En apparence, les actions des banques européennes, très volatiles, ont connu une bonne année, avec une hausse de près de 16 % en 2023, contre 7 % pour l'indice STOXX plus large. Pourtant, certains grands investisseurs du secteur sont convaincus qu'il reste faiblement valorisé.

Juste avant le début de la saison des bénéfices, les actions des banques européennes affichent un rendement du dividende de près de 8 %, ce qui les rend moins chères sur cette base que pendant la crise financière mondiale de 2008.

L'extrême sensibilité des banques aux conditions macroéconomiques en fait un secteur facile à éviter. Mais le coût par action de la perception des dividendes des banques aux taux d'inflation actuels est probablement trop faible, selon les investisseurs.

"Vous êtes payé assez généreusement pour attendre ce qui se passera dans l'économie au cours des deux prochaines années", a déclaré Guy de Blonay, gestionnaire d'investissement chez Jupiter Asset Management, qui augmente ses positions dans les banques européennes.

Sebastiano Pirro, directeur des investissements chez Algebris Investments, a déclaré que les actions des banques européennes étaient trop bon marché étant donné que ces prêteurs détiennent des réserves de capital plus importantes pour couvrir les pertes futures que ne l'exigent les régulateurs.

"En dépit d'une amélioration significative de la rentabilité, de l'augmentation continue des bénéfices et de la solidité des fondamentaux, ces actions restent bon marché", a-t-il déclaré.

TROP BAS ?

Alors que la Banque centrale européenne s'engage à maintenir les taux d'intérêt autour de leur niveau record actuel, menaçant ainsi un cercle vicieux de défauts de paiement et d'effondrement de la valeur des actifs, les actions bancaires continuent de subir le contrecoup des craintes liées au cycle du crédit, selon les analystes et les investisseurs.

Les actions des banques européennes se négocient à environ six fois les bénéfices prévus, soit moins de la moitié du niveau de l'indice Stoxx 600 dans son ensemble, ce qui indique que les investisseurs craignent que les bénéfices des prêteurs ne soient écrasés par les créances douteuses.

Le secteur est également évalué, sur la base du rapport prix/comptabilité, à moins de 70 % de l'estimation de la valeur des actifs par les banques elles-mêmes.

Le marché "pense qu'il y aura des problèmes de crédit", a déclaré Roger Lee, responsable de la stratégie des actions britanniques chez Investec, qui a ajouté que les craintes étaient exagérées et que cela rendait les actions bancaires "trop bon marché".

Les banques européennes, qui ont connu des difficultés entre 2014 et 2022 alors que la BCE maintenait ses taux en dessous de zéro, ont bénéficié d'un coup de pouce important grâce à l'augmentation du coût de leurs prêts en fonction des taux d'intérêt de la banque centrale.

Les prévisions des analystes recueillies par le gestionnaire d'actifs européen Amundi montrent que les banques européennes devraient accroître leur bénéfice par action ajusté de 25 % cette année, puis de 6 % en 2024.

Le secteur financier européen dans son ensemble devrait enregistrer le taux de croissance des bénéfices le plus élevé de toutes les catégories industrielles de la région, soit un peu plus de 20 %. Il devrait gagner près de 40 milliards d'euros au troisième trimestre, contre près de 33 milliards d'euros au troisième trimestre 2022, selon LSEG I/B/E/S.

Les bénéfices des banques sont actuellement "en haut du cycle", a déclaré Michele Morganti, stratège principal en matière d'actions chez Generali Investments.

Mais il a ajouté que ce ralentissement de la croissance ne serait pas assez marqué pour inciter les prêteurs à annuler leurs dividendes en l'absence d'un "véritable événement de crédit massif".

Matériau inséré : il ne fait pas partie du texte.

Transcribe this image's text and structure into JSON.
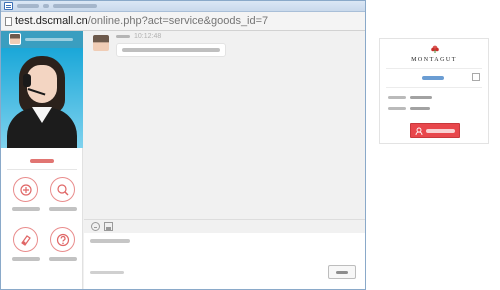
{
  "browser": {
    "url_host": "test.dscmall.cn",
    "url_path": "/online.php?act=service&goods_id=7"
  },
  "chat": {
    "messages": [
      {
        "time": "10:12:48"
      }
    ]
  },
  "store_card": {
    "brand": "MONTAGUT"
  },
  "colors": {
    "accent_blue": "#3a9ec0",
    "tool_red": "#e98c8c",
    "online_button_red": "#e8474c"
  },
  "icons": {
    "tools": [
      "favorites-icon",
      "orders-icon",
      "history-icon",
      "help-icon"
    ],
    "input": [
      "emoji-icon",
      "image-icon"
    ],
    "card": [
      "logo-flower-icon",
      "share-icon",
      "customer-service-icon"
    ]
  }
}
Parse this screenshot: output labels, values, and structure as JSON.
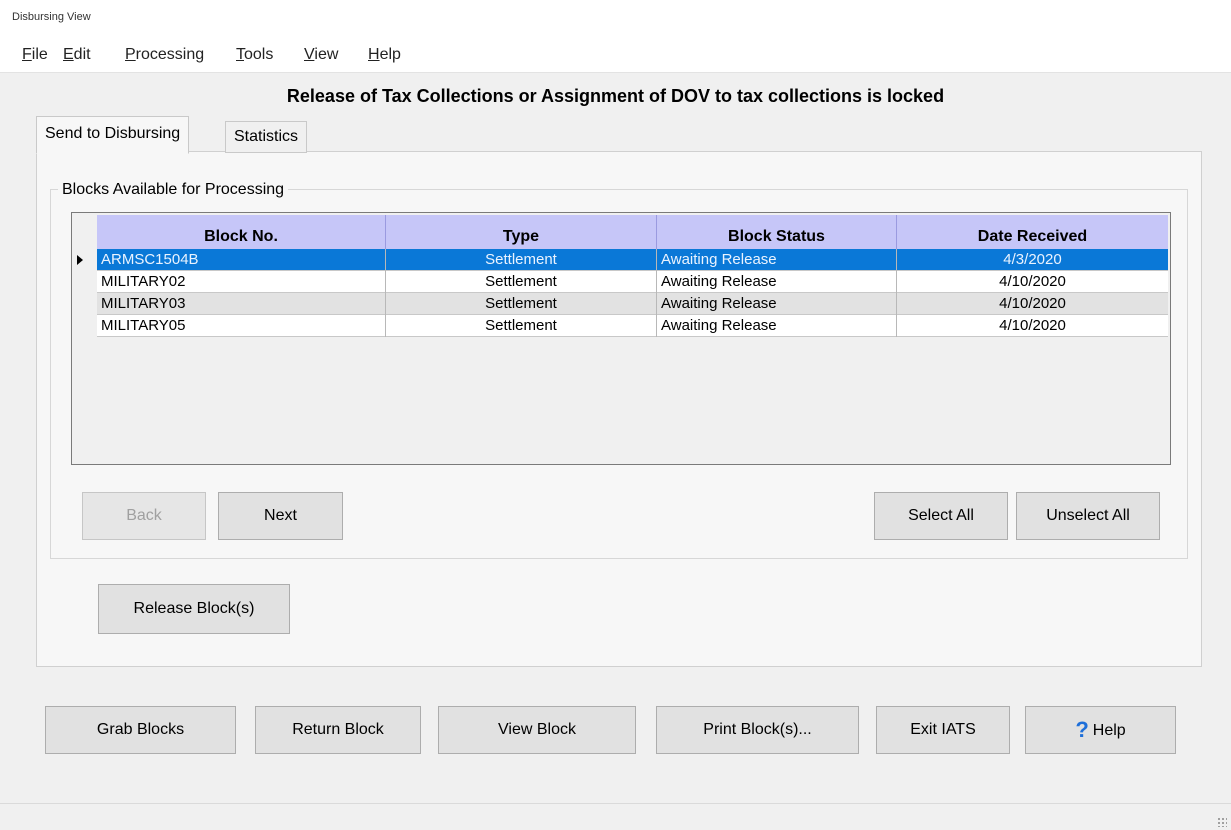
{
  "window": {
    "title": "Disbursing View"
  },
  "menu": [
    {
      "key": "file",
      "label": "File",
      "mnemonic": "F"
    },
    {
      "key": "edit",
      "label": "Edit",
      "mnemonic": "E"
    },
    {
      "key": "processing",
      "label": "Processing",
      "mnemonic": "P"
    },
    {
      "key": "tools",
      "label": "Tools",
      "mnemonic": "T"
    },
    {
      "key": "view",
      "label": "View",
      "mnemonic": "V"
    },
    {
      "key": "help",
      "label": "Help",
      "mnemonic": "H"
    }
  ],
  "lock_message": "Release of Tax Collections or Assignment of DOV to tax collections is locked",
  "tabs": [
    {
      "label": "Send to Disbursing",
      "active": true
    },
    {
      "label": "Statistics",
      "active": false
    }
  ],
  "group": {
    "label": "Blocks Available for Processing"
  },
  "table": {
    "columns": [
      "Block No.",
      "Type",
      "Block Status",
      "Date Received"
    ],
    "rows": [
      {
        "block_no": "ARMSC1504B",
        "type": "Settlement",
        "status": "Awaiting Release",
        "date": "4/3/2020",
        "selected": true
      },
      {
        "block_no": "MILITARY02",
        "type": "Settlement",
        "status": "Awaiting Release",
        "date": "4/10/2020",
        "selected": false
      },
      {
        "block_no": "MILITARY03",
        "type": "Settlement",
        "status": "Awaiting Release",
        "date": "4/10/2020",
        "selected": false
      },
      {
        "block_no": "MILITARY05",
        "type": "Settlement",
        "status": "Awaiting Release",
        "date": "4/10/2020",
        "selected": false
      }
    ]
  },
  "nav": {
    "back_label": "Back",
    "back_enabled": false,
    "next_label": "Next",
    "select_all_label": "Select All",
    "unselect_all_label": "Unselect All"
  },
  "release_label": "Release Block(s)",
  "footer": {
    "grab_label": "Grab Blocks",
    "return_label": "Return Block",
    "view_label": "View Block",
    "print_label": "Print Block(s)...",
    "exit_label": "Exit IATS",
    "help_label": "Help",
    "help_icon": "?"
  },
  "colors": {
    "header_bg": "#c6c6f8",
    "selected_row_bg": "#0a78d7",
    "help_icon": "#1e6fd9"
  }
}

Après l'interdiction des dividendes bancaires en 2020 suite à la crise du coronavirus, ces versements sont de retour.

L'italien Unicredit s'est engagé à reverser 5,25 milliards d'euros à ses actionnaires. Selon les estimations de Computershare, les banques sont désormais le principal moteur de la croissance des dividendes au Royaume-Uni.

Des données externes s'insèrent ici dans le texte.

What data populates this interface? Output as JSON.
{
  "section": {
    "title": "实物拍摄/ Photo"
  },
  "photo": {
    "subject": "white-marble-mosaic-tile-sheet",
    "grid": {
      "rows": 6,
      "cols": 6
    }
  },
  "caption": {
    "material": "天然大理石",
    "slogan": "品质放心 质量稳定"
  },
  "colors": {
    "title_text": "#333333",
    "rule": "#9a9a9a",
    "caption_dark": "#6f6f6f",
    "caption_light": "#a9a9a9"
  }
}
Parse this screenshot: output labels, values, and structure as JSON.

Le Fonds monétaire international a averti que 5 % des prêteurs mondiaux sont vulnérables à des taux plus élevés à plus long terme.

"Il y aura des couteaux qui tomberont", a déclaré M. Pirro d'Algebris, tout en soulignant qu'il était encore "très sensé de détenir des institutions à grande capitalisation".

Morganti, de Generali, a déclaré qu'il avait déplacé sa position sur les banques européennes de négative à neutre et qu'il était susceptible d'en ajouter d'autres. Il n'a toutefois pas prévu de gains rapides pour les banques européennes.

"Le marché attend de voir quel est le risque de ralentissement économique", a-t-il déclaré. "Cela pourrait prendre un certain temps.